The use of the name Amherst came from an earlier daughter of the family, Mary, (great great grand-daughter of Francis, marrying Captain John Amherst R.N in Rochester, Kent in 1766.)

Six generations after Francis of 1685 W G Daniel-Tyssen was succeeded by his eldest son William George Tyssen Daniel-Tyssen. In 1852 he took the name Tyssen-Amhurst, changing the name from Amherst to Amhurst. He lived mainly at Fouldon Hall and married Mary Fountaine of Narford Hall, near Swaffham, Norfolk.

The first Lord Amherst stocked a purpose built museum of Egyptian and other antiquities and a library at Didlington. Howard Carter, the Egyptologist, (1874-1939) was the son of an artist whose patron was Lord Amhurst. Howard had been born in Kensington, London but being a sickly child lived with two aunts in a family cottage at Swaffham near Didlington.

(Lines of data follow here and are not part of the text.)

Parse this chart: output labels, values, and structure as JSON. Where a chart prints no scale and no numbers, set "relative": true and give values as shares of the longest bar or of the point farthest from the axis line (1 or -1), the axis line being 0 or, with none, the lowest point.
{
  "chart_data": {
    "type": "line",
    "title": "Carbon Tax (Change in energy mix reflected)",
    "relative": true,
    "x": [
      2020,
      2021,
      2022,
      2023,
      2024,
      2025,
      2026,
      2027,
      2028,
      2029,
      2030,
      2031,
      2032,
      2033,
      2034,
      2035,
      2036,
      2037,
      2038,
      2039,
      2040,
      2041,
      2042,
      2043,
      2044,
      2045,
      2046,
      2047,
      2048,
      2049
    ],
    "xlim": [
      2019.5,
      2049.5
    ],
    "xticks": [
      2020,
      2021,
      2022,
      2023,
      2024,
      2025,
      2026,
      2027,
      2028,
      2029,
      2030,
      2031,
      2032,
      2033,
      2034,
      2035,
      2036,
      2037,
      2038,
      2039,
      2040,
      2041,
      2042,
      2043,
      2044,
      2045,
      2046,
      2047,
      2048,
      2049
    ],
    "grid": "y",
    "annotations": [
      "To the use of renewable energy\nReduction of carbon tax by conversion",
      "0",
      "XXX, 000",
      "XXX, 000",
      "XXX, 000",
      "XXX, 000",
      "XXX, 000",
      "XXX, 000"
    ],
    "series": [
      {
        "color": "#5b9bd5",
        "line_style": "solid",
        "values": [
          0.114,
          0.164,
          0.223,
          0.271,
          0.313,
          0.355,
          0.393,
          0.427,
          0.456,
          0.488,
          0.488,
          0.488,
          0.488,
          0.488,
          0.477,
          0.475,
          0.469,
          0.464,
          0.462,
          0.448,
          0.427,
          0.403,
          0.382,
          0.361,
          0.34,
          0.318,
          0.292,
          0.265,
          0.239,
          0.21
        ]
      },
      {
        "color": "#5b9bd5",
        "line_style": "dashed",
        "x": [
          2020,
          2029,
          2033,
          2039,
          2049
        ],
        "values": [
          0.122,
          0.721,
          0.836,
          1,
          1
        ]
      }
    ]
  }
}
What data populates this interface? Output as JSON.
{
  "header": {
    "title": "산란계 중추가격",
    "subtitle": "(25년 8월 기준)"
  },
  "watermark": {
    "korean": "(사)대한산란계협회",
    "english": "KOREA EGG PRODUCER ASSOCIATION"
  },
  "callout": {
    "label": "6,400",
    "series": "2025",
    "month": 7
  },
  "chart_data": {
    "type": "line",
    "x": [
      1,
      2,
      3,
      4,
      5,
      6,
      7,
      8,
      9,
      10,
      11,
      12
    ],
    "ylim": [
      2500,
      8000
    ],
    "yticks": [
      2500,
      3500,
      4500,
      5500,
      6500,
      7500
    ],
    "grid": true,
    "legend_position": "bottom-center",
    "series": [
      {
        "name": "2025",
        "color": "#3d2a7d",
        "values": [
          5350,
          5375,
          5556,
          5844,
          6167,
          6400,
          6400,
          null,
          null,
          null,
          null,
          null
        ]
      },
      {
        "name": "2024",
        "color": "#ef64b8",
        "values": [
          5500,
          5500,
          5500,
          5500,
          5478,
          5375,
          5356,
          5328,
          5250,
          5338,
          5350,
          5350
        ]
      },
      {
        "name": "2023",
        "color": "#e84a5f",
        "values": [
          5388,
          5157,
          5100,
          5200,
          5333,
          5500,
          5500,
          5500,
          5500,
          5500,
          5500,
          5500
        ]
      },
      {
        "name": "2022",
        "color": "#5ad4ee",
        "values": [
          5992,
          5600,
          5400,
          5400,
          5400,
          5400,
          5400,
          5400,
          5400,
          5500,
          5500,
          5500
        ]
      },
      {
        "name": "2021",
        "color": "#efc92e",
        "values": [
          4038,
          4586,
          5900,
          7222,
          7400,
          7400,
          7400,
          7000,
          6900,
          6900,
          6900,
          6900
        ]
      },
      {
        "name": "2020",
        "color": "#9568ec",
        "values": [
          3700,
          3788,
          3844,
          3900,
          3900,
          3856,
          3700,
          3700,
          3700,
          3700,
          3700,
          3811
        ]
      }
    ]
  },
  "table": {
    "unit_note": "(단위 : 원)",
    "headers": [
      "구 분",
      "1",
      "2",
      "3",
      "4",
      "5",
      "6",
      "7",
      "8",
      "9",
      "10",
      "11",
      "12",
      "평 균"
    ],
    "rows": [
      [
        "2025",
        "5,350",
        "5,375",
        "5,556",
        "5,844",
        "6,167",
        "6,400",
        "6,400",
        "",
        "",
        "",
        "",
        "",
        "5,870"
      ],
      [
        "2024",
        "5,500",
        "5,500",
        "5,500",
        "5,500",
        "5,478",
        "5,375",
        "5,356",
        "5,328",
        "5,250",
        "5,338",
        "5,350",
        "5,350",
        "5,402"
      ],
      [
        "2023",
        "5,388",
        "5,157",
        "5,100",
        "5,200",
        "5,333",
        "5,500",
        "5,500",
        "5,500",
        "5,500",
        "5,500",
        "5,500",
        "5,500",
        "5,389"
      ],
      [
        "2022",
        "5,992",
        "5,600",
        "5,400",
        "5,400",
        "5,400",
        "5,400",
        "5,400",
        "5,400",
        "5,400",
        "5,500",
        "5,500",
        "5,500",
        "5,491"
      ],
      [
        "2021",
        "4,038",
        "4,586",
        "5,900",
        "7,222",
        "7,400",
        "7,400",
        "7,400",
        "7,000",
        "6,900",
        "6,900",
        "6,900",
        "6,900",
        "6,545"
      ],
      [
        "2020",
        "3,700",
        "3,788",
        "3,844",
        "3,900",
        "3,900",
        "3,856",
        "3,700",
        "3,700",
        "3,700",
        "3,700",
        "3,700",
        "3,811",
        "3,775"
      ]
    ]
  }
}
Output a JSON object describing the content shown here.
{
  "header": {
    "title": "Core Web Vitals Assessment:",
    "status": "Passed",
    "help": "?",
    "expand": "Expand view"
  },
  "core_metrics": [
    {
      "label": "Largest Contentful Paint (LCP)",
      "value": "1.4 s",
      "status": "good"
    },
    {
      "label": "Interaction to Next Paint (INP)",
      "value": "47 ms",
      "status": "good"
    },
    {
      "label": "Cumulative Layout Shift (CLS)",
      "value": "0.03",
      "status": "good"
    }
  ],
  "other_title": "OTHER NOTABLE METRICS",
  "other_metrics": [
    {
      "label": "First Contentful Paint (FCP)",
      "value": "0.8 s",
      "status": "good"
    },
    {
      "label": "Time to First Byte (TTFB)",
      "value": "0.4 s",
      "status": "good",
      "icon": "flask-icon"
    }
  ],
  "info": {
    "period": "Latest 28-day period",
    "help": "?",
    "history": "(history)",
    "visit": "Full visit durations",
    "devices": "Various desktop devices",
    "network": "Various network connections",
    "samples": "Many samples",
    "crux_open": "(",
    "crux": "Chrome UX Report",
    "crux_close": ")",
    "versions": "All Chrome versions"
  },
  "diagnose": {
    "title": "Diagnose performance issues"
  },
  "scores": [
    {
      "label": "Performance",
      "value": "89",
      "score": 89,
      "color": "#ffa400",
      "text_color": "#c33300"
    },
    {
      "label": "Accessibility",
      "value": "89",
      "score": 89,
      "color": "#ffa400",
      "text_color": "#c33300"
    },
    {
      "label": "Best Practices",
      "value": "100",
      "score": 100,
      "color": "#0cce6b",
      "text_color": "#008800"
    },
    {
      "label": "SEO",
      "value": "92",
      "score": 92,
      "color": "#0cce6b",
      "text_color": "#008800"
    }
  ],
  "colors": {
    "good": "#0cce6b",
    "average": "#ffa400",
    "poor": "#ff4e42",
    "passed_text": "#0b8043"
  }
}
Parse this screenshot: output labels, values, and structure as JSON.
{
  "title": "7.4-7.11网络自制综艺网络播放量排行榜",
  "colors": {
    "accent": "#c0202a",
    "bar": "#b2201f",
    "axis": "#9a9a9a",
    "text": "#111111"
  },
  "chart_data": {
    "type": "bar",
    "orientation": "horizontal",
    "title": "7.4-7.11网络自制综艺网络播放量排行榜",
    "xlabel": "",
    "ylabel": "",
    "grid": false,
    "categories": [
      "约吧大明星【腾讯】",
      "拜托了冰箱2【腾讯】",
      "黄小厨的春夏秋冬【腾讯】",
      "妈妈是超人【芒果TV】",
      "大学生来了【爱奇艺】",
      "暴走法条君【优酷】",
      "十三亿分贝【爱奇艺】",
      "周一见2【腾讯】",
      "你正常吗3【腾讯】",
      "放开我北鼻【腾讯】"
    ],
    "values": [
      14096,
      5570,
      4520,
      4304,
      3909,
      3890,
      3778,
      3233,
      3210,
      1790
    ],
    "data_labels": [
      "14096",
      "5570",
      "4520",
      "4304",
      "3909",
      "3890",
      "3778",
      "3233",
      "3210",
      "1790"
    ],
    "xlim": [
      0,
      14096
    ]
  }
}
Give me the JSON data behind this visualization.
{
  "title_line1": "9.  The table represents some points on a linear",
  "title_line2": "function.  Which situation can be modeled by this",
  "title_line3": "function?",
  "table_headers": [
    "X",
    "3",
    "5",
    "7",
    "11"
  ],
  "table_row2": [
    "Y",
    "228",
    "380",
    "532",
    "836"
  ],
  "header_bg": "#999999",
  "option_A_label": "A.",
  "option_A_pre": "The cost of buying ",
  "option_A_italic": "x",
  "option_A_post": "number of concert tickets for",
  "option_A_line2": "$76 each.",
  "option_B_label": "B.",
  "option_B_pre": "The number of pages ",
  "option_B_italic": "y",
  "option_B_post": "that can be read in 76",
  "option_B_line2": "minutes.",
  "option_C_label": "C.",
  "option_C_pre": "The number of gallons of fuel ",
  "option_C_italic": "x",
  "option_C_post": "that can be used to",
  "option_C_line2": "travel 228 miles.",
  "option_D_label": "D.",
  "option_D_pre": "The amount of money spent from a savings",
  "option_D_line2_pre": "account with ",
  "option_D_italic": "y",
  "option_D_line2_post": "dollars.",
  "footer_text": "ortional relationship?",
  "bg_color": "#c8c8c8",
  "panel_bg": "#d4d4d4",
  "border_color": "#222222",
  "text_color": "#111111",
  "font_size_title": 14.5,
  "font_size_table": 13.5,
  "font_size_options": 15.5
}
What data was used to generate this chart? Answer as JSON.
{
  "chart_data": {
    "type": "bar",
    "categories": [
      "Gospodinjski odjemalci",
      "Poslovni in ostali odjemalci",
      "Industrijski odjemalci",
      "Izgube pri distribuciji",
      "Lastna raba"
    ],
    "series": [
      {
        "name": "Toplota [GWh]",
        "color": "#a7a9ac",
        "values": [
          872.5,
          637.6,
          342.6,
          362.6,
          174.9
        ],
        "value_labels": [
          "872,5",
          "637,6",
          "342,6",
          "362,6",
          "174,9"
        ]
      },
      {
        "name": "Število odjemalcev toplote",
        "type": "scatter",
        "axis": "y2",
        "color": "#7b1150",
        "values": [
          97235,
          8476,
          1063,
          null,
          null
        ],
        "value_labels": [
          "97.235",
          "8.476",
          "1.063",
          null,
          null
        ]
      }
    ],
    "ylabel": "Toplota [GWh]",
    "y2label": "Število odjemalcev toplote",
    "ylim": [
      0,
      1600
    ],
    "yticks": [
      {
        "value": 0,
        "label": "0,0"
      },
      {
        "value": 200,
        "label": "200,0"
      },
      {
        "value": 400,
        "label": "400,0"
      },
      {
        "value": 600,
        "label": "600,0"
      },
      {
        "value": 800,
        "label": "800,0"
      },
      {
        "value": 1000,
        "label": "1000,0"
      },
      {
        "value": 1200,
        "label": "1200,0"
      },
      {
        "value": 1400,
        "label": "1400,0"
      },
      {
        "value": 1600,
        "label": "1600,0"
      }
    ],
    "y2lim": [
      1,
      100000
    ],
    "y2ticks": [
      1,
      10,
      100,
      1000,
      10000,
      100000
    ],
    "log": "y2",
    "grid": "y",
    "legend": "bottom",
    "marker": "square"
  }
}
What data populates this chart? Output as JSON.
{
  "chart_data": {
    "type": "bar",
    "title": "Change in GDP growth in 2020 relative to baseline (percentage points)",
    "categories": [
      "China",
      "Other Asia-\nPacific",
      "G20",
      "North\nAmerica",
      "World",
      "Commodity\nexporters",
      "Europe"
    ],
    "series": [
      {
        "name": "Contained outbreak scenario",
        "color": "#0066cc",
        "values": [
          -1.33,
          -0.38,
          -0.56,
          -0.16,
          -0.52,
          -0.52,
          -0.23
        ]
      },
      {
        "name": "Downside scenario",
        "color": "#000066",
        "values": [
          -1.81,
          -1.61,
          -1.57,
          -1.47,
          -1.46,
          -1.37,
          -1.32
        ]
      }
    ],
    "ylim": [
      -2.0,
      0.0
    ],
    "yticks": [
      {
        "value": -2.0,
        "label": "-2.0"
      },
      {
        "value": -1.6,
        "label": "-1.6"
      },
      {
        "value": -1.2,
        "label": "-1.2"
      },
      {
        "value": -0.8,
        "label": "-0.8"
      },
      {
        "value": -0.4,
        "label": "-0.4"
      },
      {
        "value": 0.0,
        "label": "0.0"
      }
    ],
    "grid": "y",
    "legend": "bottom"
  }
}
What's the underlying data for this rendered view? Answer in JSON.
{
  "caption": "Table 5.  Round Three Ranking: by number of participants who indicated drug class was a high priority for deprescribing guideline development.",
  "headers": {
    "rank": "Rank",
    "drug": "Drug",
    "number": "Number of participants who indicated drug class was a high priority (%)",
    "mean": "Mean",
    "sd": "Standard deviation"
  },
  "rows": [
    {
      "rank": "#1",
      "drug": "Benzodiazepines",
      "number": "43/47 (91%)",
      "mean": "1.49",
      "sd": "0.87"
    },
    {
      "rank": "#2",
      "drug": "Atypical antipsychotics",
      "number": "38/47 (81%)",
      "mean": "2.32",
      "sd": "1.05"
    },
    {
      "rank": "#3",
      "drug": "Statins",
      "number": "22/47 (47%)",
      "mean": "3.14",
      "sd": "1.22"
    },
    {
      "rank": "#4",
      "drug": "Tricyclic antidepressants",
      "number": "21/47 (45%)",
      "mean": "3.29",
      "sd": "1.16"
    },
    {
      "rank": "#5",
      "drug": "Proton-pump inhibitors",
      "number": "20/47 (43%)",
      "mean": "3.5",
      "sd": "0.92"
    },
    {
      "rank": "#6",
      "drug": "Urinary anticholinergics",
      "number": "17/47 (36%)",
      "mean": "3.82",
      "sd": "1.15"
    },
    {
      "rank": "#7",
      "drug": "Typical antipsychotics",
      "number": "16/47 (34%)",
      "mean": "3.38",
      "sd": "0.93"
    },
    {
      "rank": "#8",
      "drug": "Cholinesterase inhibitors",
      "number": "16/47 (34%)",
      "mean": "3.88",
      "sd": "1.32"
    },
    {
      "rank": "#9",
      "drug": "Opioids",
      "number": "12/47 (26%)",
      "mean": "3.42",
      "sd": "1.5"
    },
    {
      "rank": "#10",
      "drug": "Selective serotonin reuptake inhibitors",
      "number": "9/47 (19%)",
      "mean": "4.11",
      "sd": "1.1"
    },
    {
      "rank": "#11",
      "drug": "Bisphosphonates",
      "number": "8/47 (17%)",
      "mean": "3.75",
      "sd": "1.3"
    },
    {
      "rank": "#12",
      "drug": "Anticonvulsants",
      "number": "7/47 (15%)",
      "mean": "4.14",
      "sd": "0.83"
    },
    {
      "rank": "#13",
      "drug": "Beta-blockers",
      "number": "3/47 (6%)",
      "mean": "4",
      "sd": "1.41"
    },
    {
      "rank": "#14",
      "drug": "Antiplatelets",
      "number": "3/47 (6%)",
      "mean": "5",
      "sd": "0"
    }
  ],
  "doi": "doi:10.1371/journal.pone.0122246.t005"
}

In his early years Carter accompanied his father to Didlington Hall where he was introduced to Lord Amhurst's Egyptian collection. Afterward Amhurst employed Howard who, in later years discovered Tutankhamun's tomb. Misfortune struck the family early in the 20th century because Lord Amhurst left the management of his affairs to a City solicitor upon whose death was found to have misappropriated a quarter of a million pounds.

The estates in Norfolk were sold in 1915 as were the treasures at Didlington which included seventeen works by Caxton which were bought by J Pierpont Morgan, the American financier.